The Emeralds and Anchors
1. It may have been around the time that Chris Woodhead arrived in Thornton,[more] or perhaps even before, that the Emeralds, Mallards, Broadswords and Hellfires Club had its beginnings. It started off as the Emeralds and Anchors, with Fairhurst being the Emeralds and Leech the Anchors (which is understandable because of his connection with the sea; his father was a trawlerman). Leech appeared to be the leader, so it was he whom Chris approached to “apply for membership”. And Leech did not, as it were, welcome Chris with open arms straight away; Chris had to do a bit of appealing to him, and show him how much he wanted to be a part of the Club, before Leech would agree to let him join. Leech gave Chris an initial “grilling” and then probably made some pretence of consulting his fellow-member Fairhurst about the matter.
The Emeralds, Anchors and Mallards
2. And after all these negotiations, Chris was admitted into the Club; but he was not given any particular designation, except “C”, his initial. So at first, then, it was the Emeralds and Anchors and C’s. And after a while Chris said, “Look, he’s Emeralds, you’re Anchors, and I’m just C. Why can’t I be something else?” It was learned that Chris liked trains; the fastest steam locomotive was called “Mallard”, so Chris was designated as the Mallard: Emeralds, Anchors and Mallards.

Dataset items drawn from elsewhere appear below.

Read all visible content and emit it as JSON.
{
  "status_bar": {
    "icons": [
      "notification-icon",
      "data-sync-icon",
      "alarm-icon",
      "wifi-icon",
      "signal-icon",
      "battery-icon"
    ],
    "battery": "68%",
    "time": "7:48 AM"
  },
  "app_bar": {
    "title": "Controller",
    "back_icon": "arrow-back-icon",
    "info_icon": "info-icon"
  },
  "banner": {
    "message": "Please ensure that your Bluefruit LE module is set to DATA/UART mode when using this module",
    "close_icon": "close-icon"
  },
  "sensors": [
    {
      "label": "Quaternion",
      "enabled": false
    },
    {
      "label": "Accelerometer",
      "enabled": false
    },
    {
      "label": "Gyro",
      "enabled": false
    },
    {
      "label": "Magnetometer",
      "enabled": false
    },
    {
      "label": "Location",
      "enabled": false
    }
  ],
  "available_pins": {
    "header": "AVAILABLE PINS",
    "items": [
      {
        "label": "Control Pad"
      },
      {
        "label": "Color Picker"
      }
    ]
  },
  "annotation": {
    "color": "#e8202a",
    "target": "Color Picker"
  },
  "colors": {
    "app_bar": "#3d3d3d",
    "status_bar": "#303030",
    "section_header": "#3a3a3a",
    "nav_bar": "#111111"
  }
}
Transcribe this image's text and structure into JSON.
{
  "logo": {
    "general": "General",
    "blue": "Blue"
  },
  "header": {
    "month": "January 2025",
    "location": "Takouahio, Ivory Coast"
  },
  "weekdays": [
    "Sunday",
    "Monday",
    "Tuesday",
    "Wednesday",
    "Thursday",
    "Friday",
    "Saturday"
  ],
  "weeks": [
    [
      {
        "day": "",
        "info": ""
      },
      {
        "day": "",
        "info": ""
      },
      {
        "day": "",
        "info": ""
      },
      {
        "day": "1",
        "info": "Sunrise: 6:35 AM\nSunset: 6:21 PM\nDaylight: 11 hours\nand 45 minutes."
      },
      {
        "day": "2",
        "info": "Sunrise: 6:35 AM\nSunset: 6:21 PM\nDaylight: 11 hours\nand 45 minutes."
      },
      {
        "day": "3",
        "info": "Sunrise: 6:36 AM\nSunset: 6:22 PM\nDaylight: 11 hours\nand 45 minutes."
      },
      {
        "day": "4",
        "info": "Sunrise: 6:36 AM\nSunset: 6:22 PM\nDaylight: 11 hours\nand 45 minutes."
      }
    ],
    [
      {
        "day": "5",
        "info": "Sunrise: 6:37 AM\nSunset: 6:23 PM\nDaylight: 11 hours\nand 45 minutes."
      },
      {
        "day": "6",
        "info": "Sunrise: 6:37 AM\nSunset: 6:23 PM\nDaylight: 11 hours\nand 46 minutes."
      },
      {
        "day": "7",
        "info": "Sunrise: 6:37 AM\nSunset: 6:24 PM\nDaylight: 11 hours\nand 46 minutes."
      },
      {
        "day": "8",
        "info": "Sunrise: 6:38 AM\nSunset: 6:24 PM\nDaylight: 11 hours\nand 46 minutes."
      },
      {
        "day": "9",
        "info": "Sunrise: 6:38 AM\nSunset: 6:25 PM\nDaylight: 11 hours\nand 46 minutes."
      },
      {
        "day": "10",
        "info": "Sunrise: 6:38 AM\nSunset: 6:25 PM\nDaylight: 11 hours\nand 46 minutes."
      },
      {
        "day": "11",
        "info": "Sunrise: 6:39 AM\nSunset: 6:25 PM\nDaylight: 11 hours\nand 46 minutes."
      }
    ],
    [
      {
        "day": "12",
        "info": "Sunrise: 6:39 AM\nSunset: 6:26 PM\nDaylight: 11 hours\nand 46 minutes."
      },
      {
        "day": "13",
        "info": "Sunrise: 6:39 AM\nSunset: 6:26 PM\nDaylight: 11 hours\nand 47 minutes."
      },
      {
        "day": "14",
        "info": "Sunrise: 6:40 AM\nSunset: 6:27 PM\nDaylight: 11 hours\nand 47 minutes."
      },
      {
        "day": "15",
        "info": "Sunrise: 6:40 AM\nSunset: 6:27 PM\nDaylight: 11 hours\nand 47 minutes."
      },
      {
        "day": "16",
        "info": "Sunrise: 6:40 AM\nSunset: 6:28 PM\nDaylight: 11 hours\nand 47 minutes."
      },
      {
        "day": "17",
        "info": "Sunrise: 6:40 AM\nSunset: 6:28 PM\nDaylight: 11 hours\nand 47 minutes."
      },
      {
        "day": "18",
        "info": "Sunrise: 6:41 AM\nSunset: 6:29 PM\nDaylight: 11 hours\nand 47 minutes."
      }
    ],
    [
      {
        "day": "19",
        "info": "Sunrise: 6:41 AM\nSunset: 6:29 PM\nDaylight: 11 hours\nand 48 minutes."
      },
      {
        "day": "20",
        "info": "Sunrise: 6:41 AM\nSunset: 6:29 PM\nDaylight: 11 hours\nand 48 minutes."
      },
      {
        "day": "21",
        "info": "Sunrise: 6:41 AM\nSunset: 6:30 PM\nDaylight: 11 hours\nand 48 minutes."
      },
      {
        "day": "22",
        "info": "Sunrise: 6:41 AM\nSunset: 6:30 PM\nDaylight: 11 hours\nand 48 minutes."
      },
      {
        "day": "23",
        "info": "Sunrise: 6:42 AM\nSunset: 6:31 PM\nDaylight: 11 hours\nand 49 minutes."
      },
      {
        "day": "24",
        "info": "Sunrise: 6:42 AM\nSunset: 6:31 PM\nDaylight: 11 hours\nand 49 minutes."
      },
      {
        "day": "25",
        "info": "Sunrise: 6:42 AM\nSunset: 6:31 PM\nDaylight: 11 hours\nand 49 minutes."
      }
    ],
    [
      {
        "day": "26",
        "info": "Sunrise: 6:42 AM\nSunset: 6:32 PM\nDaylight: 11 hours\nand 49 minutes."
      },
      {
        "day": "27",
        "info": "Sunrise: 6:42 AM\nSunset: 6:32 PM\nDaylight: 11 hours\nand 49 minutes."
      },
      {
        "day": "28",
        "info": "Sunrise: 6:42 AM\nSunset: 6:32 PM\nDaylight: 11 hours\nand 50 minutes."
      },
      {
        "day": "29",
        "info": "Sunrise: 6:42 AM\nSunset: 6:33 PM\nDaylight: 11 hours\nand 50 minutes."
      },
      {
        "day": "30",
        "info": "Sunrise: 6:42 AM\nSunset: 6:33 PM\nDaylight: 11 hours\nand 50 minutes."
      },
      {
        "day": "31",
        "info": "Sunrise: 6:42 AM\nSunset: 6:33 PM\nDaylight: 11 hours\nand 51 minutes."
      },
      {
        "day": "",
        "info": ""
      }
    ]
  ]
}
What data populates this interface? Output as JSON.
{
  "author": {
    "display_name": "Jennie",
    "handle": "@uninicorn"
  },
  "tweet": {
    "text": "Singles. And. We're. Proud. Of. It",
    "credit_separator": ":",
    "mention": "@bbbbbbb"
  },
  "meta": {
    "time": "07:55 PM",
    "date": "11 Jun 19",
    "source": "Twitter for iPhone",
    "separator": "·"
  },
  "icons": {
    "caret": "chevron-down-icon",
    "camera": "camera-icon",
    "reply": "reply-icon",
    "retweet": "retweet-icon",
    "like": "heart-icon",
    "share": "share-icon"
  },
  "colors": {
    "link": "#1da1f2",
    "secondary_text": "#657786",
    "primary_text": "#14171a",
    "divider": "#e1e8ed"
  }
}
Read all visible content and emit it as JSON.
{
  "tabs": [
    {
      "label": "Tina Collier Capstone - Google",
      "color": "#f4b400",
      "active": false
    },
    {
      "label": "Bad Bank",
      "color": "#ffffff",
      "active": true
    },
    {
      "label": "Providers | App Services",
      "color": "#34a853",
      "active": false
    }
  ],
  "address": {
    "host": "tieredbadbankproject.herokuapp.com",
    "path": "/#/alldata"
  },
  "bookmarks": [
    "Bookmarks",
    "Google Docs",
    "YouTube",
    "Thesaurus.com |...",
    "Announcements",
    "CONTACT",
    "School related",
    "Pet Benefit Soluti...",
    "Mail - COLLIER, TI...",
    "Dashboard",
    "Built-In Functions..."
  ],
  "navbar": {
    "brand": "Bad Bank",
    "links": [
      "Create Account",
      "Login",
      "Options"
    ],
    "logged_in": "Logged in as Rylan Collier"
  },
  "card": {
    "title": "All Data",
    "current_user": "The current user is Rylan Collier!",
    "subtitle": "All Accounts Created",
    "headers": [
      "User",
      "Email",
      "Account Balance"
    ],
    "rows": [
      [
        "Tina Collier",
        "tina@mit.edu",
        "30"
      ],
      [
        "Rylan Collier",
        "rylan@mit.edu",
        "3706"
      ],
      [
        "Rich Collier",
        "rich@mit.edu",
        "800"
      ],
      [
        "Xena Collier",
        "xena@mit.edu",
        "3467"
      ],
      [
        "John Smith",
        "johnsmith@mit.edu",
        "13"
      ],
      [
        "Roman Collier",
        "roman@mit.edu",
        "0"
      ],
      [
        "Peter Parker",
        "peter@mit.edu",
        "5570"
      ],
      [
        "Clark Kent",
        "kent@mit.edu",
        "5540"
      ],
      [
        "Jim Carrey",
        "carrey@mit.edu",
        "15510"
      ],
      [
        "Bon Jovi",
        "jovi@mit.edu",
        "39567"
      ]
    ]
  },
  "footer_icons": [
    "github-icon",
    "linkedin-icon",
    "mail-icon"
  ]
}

The Emeralds, Mallards and Broadswords
3. And then they invited Michael Music to join them, and asked him what he would like to be called; and he wanted to be the Broadswords. So, for a while it was the Emeralds, Mallards and Broadswords. Not, please note, the Emeralds, Anchors, Mallards and Broadswords; for the Anchors dropped out: Leech was thrown out of the Club. It started with his getting banned from Fairhurst’s house; Leech’s behaviour generally eventually became too much for parents—or anyone for that matter—to bear. So that is how the Anchors became omitted.
Leech’s proposed “Anchors”, perhaps May 1961
4. I have a vague memory of Leech proposing to me that we form a “club” called the Anchors. If I am not just deceiving myself and this really happened, it possibly occurred after Leech was slung out of the original Club, and he wanted to form an independent or rival Anchors. A location down New Lane by the level crossing comes to mind.
 Compare the story Timothy Leech, paragraph headed To 1961 and Note . If the train-spotting notes from “The Observer’s Book of Railway Locomotives of Britain” have any bearing on this half-memory, Leech’s proposal could have occurred in May 1961. The other date given there, of August 1961, would appear to be too late.